CVE-2020-13953
Description
In Apache Tapestry from 5.4.0 to 5.5.0, crafting specific URLs, an attacker can download files inside the WEB-INF folder of the WAR being run.
AI Insight
LLM-synthesized narrative grounded in this CVE's description and references.
Crafting specific URLs allows an attacker to download files inside the WEB-INF folder of an Apache Tapestry WAR from version 5.4.0 to 5.5.0.
Vulnerability
Overview
In Apache Tapestry versions 5.4.0 through 5.5.0, a path traversal vulnerability exists that allows an attacker to download files located within the WEB-INF folder of the deployed WAR application. This folder typically contains sensitive configuration files, classes, and JARs that should not be accessible from the web [1].
Exploitation
The vulnerability is triggered by crafting specific URLs that bypass access controls and allow the retrieval of files within the WEB-INF directory. The attacker does not require authentication to exploit this, as the vulnerable code processes the crafted URL without proper validation, exposing internal application resources [1].
Impact
Successful exploitation enables an attacker to read configuration files, source code, and other sensitive data stored in the WEB-INF folder. This can lead to further compromise by exposing application secrets, database credentials, or revealing code patterns that could be used for other attacks [1].
Mitigation
Users should upgrade to Apache Tapestry version 5.5.1 or later, which contains a fix for this vulnerability.

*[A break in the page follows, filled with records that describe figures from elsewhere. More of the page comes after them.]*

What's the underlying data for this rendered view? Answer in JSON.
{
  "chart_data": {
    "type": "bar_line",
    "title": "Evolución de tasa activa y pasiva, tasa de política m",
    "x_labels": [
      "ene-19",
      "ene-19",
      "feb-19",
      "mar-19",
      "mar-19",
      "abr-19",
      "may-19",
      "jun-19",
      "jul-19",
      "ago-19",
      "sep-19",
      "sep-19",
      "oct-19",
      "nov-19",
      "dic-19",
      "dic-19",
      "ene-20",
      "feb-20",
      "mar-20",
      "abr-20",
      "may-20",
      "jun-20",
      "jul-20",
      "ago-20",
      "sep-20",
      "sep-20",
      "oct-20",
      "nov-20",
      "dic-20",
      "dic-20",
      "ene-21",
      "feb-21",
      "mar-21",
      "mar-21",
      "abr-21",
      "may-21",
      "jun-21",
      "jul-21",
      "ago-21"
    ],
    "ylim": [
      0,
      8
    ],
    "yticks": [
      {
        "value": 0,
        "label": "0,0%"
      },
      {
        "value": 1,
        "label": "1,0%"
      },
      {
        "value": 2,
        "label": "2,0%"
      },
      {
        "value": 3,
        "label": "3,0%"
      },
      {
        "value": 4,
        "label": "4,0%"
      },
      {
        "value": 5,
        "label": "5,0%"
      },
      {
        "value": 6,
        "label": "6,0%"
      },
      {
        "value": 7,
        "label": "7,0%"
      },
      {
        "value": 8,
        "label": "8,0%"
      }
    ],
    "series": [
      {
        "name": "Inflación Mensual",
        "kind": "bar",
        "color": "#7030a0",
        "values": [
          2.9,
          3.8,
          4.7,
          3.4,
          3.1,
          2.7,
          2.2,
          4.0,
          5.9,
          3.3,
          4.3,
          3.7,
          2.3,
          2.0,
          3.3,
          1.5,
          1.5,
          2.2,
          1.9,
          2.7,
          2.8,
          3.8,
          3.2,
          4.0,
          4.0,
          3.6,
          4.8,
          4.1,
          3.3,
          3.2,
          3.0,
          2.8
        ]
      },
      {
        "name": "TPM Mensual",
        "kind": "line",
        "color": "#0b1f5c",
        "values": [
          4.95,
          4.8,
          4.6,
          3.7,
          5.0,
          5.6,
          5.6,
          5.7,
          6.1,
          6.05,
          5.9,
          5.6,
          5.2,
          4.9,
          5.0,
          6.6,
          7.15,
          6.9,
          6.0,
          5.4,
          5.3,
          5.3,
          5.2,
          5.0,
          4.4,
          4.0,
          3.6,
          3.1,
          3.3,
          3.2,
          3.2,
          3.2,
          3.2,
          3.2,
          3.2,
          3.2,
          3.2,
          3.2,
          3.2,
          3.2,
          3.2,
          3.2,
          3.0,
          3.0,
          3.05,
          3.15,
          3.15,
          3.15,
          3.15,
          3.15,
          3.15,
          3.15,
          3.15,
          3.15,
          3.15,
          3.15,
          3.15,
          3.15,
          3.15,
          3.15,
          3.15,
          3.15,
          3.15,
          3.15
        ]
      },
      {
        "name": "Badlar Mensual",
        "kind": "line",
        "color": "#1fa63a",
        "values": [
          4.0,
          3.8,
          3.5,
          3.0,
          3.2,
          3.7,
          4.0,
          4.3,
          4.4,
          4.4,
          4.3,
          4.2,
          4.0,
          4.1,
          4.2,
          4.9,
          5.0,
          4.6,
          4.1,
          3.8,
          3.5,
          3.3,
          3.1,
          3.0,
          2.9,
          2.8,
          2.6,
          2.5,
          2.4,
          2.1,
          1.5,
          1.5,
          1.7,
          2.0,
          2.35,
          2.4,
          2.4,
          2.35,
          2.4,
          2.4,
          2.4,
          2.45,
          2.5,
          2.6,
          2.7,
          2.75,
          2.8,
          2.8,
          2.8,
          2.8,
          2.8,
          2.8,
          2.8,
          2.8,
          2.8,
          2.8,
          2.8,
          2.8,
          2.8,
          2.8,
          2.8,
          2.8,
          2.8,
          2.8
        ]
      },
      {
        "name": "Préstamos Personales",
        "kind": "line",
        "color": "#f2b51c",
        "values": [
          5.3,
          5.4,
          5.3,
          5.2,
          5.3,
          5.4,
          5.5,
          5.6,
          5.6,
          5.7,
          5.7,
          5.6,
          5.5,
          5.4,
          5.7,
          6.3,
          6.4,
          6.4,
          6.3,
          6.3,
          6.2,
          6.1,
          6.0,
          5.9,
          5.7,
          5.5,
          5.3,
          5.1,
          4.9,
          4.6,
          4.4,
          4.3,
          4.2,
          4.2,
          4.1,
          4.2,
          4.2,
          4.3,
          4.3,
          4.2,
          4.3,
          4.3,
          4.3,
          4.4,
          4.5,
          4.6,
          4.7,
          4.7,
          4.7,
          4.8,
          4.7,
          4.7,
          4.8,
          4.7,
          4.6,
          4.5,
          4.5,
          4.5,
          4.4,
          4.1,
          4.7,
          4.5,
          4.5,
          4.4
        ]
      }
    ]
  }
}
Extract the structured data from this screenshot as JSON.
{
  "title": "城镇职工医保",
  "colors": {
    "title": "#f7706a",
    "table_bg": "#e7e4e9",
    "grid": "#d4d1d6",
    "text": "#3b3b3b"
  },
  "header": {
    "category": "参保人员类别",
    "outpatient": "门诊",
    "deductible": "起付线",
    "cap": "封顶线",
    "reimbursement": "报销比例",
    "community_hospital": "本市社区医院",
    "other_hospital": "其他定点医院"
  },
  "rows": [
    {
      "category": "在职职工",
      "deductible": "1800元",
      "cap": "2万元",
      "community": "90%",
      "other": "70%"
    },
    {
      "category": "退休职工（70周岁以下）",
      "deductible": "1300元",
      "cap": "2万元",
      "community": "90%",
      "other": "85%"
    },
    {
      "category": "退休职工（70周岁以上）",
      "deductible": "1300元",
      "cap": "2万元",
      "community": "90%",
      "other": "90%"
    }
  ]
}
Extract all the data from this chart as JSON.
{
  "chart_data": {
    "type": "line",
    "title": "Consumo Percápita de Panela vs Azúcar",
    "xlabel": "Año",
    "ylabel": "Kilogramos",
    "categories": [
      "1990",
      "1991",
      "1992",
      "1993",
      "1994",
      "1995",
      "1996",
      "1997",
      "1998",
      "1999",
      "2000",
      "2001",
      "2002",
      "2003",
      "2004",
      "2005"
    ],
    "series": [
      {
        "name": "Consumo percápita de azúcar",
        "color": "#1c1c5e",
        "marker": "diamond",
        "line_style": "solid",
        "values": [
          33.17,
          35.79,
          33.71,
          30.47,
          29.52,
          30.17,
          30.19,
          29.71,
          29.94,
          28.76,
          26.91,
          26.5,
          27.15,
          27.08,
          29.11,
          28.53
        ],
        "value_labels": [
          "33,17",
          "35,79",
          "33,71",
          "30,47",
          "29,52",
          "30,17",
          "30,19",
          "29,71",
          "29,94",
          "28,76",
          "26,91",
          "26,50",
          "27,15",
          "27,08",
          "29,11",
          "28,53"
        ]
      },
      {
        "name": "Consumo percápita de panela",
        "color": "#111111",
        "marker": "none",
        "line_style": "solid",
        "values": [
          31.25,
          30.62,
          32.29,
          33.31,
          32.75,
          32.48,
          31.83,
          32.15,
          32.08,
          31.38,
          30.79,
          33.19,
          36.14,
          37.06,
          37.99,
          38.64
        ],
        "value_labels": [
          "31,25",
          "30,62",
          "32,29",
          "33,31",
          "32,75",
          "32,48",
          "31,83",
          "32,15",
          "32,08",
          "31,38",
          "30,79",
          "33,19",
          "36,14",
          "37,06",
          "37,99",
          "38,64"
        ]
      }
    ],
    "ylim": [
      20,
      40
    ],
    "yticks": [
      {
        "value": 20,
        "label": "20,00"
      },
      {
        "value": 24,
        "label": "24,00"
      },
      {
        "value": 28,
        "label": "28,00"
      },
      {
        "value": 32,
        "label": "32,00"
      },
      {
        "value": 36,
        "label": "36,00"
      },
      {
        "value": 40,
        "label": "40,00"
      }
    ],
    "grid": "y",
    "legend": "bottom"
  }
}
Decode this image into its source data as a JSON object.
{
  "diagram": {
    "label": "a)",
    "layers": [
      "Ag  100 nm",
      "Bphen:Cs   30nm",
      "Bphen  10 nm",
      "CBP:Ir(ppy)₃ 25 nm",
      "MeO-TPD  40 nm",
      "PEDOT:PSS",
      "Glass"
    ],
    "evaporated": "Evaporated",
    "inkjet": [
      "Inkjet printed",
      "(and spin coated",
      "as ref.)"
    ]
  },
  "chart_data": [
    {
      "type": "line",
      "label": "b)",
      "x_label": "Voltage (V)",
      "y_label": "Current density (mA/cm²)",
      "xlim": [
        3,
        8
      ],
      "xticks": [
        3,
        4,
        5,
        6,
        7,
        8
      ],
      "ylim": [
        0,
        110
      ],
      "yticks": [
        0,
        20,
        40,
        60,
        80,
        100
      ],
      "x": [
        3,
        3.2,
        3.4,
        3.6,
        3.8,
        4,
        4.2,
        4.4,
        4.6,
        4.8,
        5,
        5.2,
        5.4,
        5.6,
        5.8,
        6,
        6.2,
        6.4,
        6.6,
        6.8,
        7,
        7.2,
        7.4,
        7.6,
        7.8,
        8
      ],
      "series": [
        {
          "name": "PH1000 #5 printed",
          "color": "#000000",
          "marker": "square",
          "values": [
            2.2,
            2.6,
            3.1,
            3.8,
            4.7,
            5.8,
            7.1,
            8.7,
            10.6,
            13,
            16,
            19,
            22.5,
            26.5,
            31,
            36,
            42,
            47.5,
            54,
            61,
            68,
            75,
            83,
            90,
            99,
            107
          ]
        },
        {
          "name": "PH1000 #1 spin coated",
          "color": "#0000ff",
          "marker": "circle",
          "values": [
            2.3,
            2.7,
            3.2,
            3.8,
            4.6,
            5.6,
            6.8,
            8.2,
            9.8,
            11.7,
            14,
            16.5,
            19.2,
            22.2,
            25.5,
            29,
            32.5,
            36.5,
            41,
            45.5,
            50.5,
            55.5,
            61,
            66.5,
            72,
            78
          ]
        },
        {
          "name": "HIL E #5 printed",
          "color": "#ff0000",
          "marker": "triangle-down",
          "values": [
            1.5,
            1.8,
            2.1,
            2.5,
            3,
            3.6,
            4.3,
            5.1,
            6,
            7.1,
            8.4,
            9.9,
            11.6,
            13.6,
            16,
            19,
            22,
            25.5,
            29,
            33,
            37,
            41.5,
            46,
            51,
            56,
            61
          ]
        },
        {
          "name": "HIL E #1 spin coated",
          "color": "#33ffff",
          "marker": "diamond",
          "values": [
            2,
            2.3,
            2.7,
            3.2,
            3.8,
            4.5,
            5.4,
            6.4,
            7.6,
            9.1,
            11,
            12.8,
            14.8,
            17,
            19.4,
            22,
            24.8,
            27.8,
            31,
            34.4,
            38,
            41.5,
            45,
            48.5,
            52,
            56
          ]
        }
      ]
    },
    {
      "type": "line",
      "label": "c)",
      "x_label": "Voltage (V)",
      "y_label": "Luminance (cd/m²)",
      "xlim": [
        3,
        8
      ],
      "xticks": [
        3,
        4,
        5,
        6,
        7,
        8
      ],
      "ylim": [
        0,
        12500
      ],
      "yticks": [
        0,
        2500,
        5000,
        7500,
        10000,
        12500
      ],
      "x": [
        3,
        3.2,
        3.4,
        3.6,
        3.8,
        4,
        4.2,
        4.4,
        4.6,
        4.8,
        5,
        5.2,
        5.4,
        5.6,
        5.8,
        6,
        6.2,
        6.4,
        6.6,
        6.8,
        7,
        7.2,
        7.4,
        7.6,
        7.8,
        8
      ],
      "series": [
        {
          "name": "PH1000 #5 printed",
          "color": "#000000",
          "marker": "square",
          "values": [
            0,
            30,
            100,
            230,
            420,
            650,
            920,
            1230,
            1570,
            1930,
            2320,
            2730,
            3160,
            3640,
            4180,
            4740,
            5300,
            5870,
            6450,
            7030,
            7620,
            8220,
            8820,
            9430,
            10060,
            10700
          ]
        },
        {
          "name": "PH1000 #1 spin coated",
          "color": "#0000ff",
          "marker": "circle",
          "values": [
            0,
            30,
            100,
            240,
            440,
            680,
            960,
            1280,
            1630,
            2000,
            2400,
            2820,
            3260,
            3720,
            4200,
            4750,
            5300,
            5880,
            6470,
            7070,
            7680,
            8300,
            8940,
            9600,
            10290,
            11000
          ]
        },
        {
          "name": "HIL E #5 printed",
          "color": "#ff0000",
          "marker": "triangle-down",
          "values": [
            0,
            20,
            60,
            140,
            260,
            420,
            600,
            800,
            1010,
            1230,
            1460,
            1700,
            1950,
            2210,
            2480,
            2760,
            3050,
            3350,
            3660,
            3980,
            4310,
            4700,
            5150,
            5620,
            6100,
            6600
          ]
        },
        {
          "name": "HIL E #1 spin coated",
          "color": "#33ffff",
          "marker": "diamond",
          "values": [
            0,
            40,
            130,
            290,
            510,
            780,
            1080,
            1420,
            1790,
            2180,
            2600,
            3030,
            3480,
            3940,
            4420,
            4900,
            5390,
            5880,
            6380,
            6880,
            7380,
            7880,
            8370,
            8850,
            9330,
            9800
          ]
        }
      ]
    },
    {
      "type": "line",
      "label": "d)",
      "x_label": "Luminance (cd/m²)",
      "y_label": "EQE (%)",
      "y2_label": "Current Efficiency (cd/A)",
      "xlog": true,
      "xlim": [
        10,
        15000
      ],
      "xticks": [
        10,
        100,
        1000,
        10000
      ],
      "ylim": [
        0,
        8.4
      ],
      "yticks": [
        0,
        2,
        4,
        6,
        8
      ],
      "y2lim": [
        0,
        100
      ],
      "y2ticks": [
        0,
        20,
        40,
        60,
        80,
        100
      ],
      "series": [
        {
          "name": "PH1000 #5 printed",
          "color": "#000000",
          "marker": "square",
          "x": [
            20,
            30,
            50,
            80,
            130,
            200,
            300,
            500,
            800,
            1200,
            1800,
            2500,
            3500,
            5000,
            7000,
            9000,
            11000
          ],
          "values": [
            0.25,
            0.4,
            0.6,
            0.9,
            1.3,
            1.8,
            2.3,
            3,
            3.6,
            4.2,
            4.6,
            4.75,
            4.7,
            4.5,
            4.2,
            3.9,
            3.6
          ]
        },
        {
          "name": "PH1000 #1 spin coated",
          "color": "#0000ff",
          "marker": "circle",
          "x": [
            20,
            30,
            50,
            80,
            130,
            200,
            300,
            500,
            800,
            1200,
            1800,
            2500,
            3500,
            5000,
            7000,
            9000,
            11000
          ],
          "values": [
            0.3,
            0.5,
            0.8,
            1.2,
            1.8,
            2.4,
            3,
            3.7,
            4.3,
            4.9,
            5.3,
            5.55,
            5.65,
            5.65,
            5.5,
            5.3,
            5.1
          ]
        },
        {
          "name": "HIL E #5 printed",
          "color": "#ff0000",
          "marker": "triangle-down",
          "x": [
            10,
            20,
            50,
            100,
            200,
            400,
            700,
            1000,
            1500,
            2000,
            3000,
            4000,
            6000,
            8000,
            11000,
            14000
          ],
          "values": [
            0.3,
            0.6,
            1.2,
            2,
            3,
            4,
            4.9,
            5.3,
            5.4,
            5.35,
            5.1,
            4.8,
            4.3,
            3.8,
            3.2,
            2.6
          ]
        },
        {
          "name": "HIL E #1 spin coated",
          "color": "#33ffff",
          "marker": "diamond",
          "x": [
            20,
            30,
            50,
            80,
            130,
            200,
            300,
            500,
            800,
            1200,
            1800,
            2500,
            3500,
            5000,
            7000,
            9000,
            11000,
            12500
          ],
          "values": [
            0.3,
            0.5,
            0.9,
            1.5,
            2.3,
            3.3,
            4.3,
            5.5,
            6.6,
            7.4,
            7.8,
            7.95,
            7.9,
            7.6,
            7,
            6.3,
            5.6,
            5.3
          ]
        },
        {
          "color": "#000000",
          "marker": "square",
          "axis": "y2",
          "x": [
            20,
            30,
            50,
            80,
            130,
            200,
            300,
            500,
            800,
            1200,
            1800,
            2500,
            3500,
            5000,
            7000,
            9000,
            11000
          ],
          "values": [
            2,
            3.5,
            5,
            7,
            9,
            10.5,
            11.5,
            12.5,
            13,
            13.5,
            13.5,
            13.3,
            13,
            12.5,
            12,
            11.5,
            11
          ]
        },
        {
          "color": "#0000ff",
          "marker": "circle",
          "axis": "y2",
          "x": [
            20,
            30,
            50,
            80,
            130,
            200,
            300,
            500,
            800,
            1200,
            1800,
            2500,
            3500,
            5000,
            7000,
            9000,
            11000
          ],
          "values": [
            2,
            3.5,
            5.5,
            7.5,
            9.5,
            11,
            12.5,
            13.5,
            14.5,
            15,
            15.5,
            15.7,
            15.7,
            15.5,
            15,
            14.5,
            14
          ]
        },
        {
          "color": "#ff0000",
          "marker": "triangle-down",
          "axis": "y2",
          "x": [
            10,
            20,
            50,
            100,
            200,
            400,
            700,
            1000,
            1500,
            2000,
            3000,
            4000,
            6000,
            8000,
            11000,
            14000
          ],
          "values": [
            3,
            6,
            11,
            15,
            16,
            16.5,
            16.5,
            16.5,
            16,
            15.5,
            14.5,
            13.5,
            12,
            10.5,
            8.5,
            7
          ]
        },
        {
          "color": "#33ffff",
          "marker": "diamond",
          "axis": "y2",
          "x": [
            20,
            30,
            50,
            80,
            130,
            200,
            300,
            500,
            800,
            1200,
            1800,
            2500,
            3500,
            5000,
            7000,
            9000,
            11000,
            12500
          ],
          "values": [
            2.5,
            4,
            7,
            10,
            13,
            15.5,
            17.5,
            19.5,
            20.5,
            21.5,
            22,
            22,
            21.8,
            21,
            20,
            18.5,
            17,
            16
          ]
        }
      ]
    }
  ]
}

No workarounds have been published by the vendor [1].
AI Insight generated on May 21, 2026. Synthesized from this CVE's description and the cited reference URLs; citations are validated against the source bundle.
Affected packages
Versions sourced from the GitHub Security Advisory.
| Package | Affected versions | Patched versions |
|---|---|---|
org.apache.tapestry:tapestry-coreMaven | >= 5.4.0, < 5.6.0 | 5.6.0 |
Affected products
2- Apache/Tapestrydescription
Patches
0No patches discovered yet.
Vulnerability mechanics
AI mechanics synthesis has not run for this CVE yet.
References
5- github.com/advisories/GHSA-w9mp-p2wp-2xf7ghsaADVISORY
- nvd.nist.gov/vuln/detail/CVE-2020-13953ghsaADVISORY
- lists.apache.org/thread.html/r37dab61fc7f7088d4311e7f995ef4117d58d86a675f0256caa6991eb%40%3Cusers.tapestry.apache.org%3Emitremailing-listx_refsource_MLIST
- lists.apache.org/thread.html/r37dab61fc7f7088d4311e7f995ef4117d58d86a675f0256caa6991eb@%3Cusers.tapestry.apache.org%3EghsaWEB
- lists.apache.org/thread.html/r50eb12e8a12074a9b7ed63cbab91d180d19cc23dc1da3ed5b6e1280f%40%3Cusers.tapestry.apache.org%3Eghsax_refsource_MISCWEB
News mentions
0No linked articles in our index yet.